Bangka Belitung, Porosmetro.com –
Pengurus Pusat Himpunan Sarjana Kesusastraan Indonesia (HISKI) menggelar Workshop Penguatan Komisariat secara daring, Jumat (11/4/2026), dengan melibatkan tiga wilayah: Lampung, Sumatera Selatan, dan Bangka Belitung.
Kegiatan ini dikoordinasi oleh Dr. Rita Inderawati, M.Pd., Pengurus HISKI Pusat atas penugasan Ketua Umum HISKI Pusat, Prof. Dr. Novi Anoegrahjegti, M.Pd. Workshop menjadi langkah strategis memperkuat peran komisariat sebagai ujung tombak organisasi dalam pengembangan keilmuan dan literasi di daerah.
Forum daring tersebut menghadirkan para ketua dan pengurus komisariat untuk memaparkan program kerja, kondisi aktual, serta tantangan di masing-masing wilayah. Selain sebagai ruang refleksi, kegiatan ini menjadi ajang konsolidasi antara pengurus pusat dan komisariat.
Komisariat Sumatera Selatan yang dipimpin Ernalida, S.Pd.,M.Pd., Ph.D. menunjukkan dinamika aktif melalui pelatihan menulis, workshop sastra, dan kerja sama dengan institusi pendidikan serta komunitas. Sementara Komisariat Lampung yang diketuai Prof. Dr. Surastina, M.Hum. dan diwakili Dr. Andri Wicaksono, M.Pd. memfokuskan program pada pengembangan sastra daerah, termasuk rencana penerbitan antologi kajian sastra lokal serta kolaborasi dengan lembaga penyiaran dan pendidikan.
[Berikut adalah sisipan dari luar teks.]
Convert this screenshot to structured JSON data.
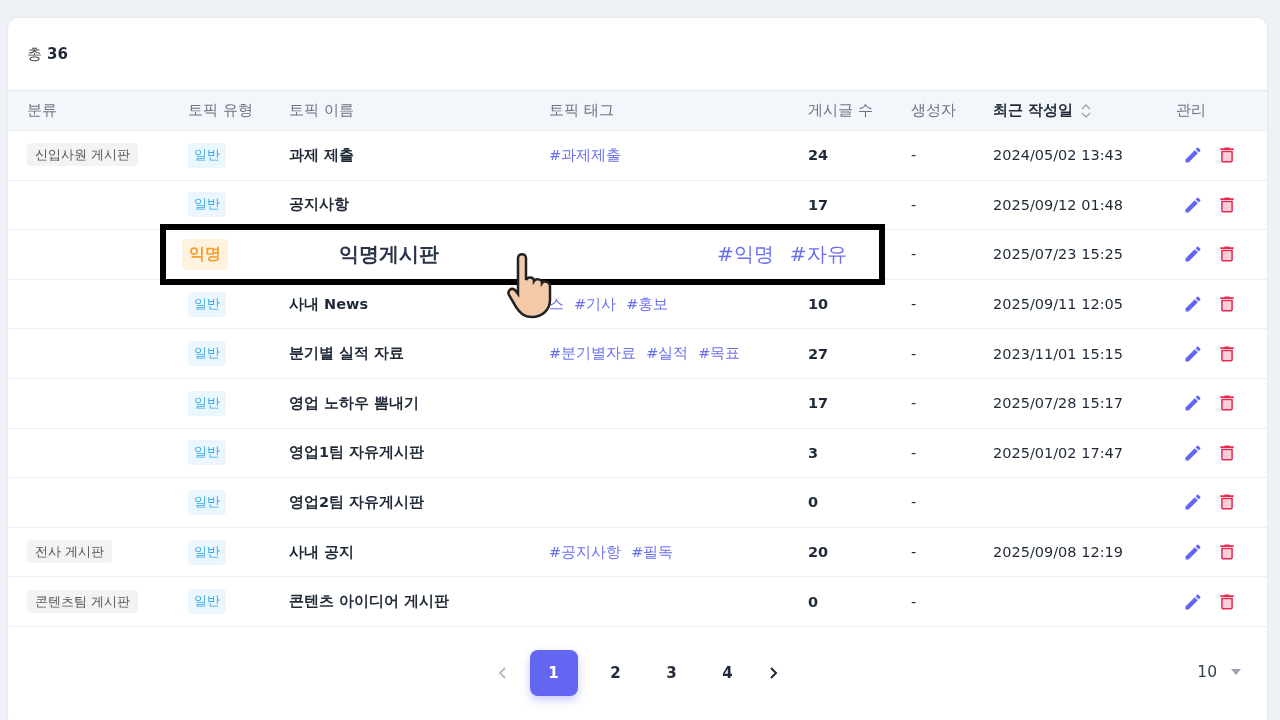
{
  "summary": {
    "label": "총",
    "count": "36"
  },
  "columns": [
    {
      "label": "분류",
      "sortable": false
    },
    {
      "label": "토픽 유형",
      "sortable": false
    },
    {
      "label": "토픽 이름",
      "sortable": false
    },
    {
      "label": "토픽 태그",
      "sortable": false
    },
    {
      "label": "게시글 수",
      "sortable": false
    },
    {
      "label": "생성자",
      "sortable": false
    },
    {
      "label": "최근 작성일",
      "sortable": true
    },
    {
      "label": "관리",
      "sortable": false
    }
  ],
  "rows": [
    {
      "category": "신입사원 게시판",
      "type": {
        "label": "일반",
        "kind": "general"
      },
      "name": "과제 제출",
      "tags": [
        "#과제제출"
      ],
      "count": "24",
      "creator": "-",
      "date": "2024/05/02 13:43",
      "highlighted": false
    },
    {
      "type": {
        "label": "일반",
        "kind": "general"
      },
      "name": "공지사항",
      "tags": [],
      "count": "17",
      "creator": "-",
      "date": "2025/09/12 01:48",
      "highlighted": false
    },
    {
      "type": {
        "label": "익명",
        "kind": "anonymous"
      },
      "name": "익명게시판",
      "tags": [
        "#익명",
        "#자유"
      ],
      "creator": "-",
      "date": "2025/07/23 15:25",
      "highlighted": true
    },
    {
      "type": {
        "label": "일반",
        "kind": "general"
      },
      "name": "사내 News",
      "tags": [
        "스",
        "#기사",
        "#홍보"
      ],
      "count": "10",
      "creator": "-",
      "date": "2025/09/11 12:05",
      "highlighted": false
    },
    {
      "type": {
        "label": "일반",
        "kind": "general"
      },
      "name": "분기별 실적 자료",
      "tags": [
        "#분기별자료",
        "#실적",
        "#목표"
      ],
      "count": "27",
      "creator": "-",
      "date": "2023/11/01 15:15",
      "highlighted": false
    },
    {
      "type": {
        "label": "일반",
        "kind": "general"
      },
      "name": "영업 노하우 뽐내기",
      "tags": [],
      "count": "17",
      "creator": "-",
      "date": "2025/07/28 15:17",
      "highlighted": false
    },
    {
      "type": {
        "label": "일반",
        "kind": "general"
      },
      "name": "영업1팀 자유게시판",
      "tags": [],
      "count": "3",
      "creator": "-",
      "date": "2025/01/02 17:47",
      "highlighted": false
    },
    {
      "type": {
        "label": "일반",
        "kind": "general"
      },
      "name": "영업2팀 자유게시판",
      "tags": [],
      "count": "0",
      "creator": "-",
      "highlighted": false
    },
    {
      "category": "전사 게시판",
      "type": {
        "label": "일반",
        "kind": "general"
      },
      "name": "사내 공지",
      "tags": [
        "#공지사항",
        "#필독"
      ],
      "count": "20",
      "creator": "-",
      "date": "2025/09/08 12:19",
      "highlighted": false
    },
    {
      "category": "콘텐츠팀 게시판",
      "type": {
        "label": "일반",
        "kind": "general"
      },
      "name": "콘텐츠 아이디어 게시판",
      "tags": [],
      "count": "0",
      "creator": "-",
      "highlighted": false
    }
  ],
  "pagination": {
    "prev_disabled": true,
    "next_disabled": false,
    "pages": [
      {
        "label": "1",
        "selected": true
      },
      {
        "label": "2",
        "selected": false
      },
      {
        "label": "3",
        "selected": false
      },
      {
        "label": "4",
        "selected": false
      }
    ],
    "page_size": "10"
  }
}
Perhatian khusus tertuju pada Komisariat Bangka Belitung di bawah kepemimpinan Dr. Diana Anggraeni, M.Hum. Meski saat ini cenderung pasif karena kesibukan anggota di institusi masing-masing dan rendahnya respons terhadap rencana kegiatan, potensi kebangkitan mulai terlihat. Komisariat Babel tengah merancang kerja sama dengan RRI dan pelibatan mahasiswa Universitas Bangka Belitung dalam kegiatan sastra sebagai langkah awal mengaktifkan kembali roda organisasi.

Menanggapi hal tersebut, Ketua Komisariat HISKI Bangka Belitung, Dr. Diana Anggraeni, M.Hum. menyatakan komitmennya untuk mengaktifkan kembali komisariat.
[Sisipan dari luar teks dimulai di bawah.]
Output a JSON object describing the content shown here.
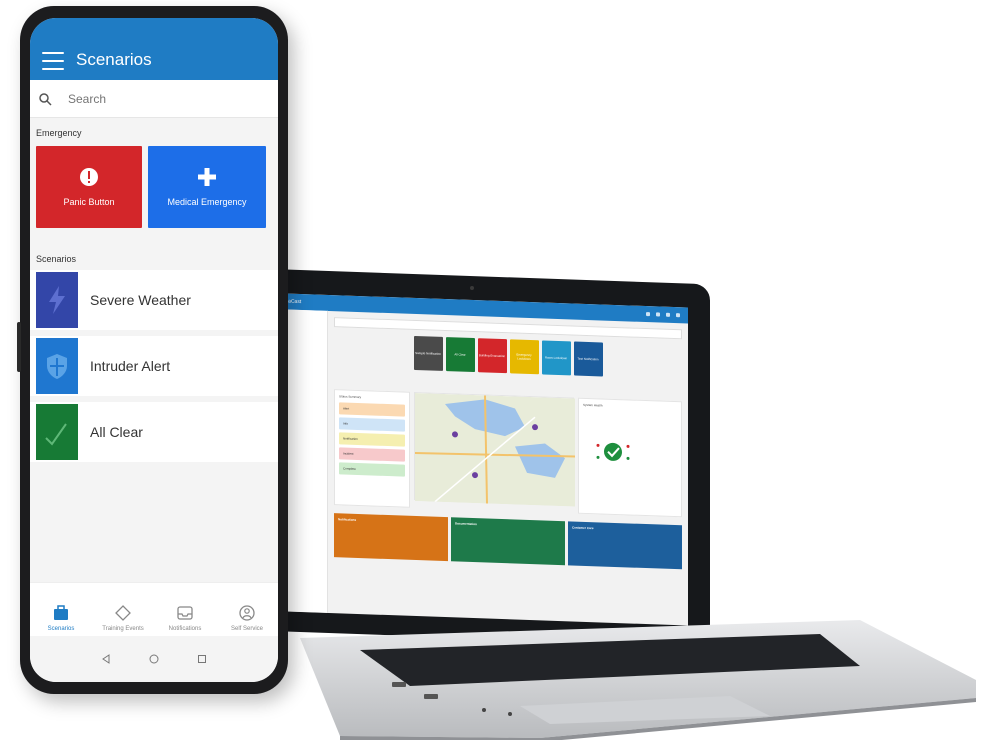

“Kami menyadari HISKI Babel perlu dibangkitkan kembali. Ke depan, kami akan memulai dari program kecil yang konkret dan kolaboratif, dengan melibatkan mahasiswa, dosen, dan komunitas. Kami juga membuka kolaborasi dengan RRI serta kampus-kampus di Babel agar literasi sastra kembali menggeliat dan memberi dampak nyata di daerah,” ujarnya.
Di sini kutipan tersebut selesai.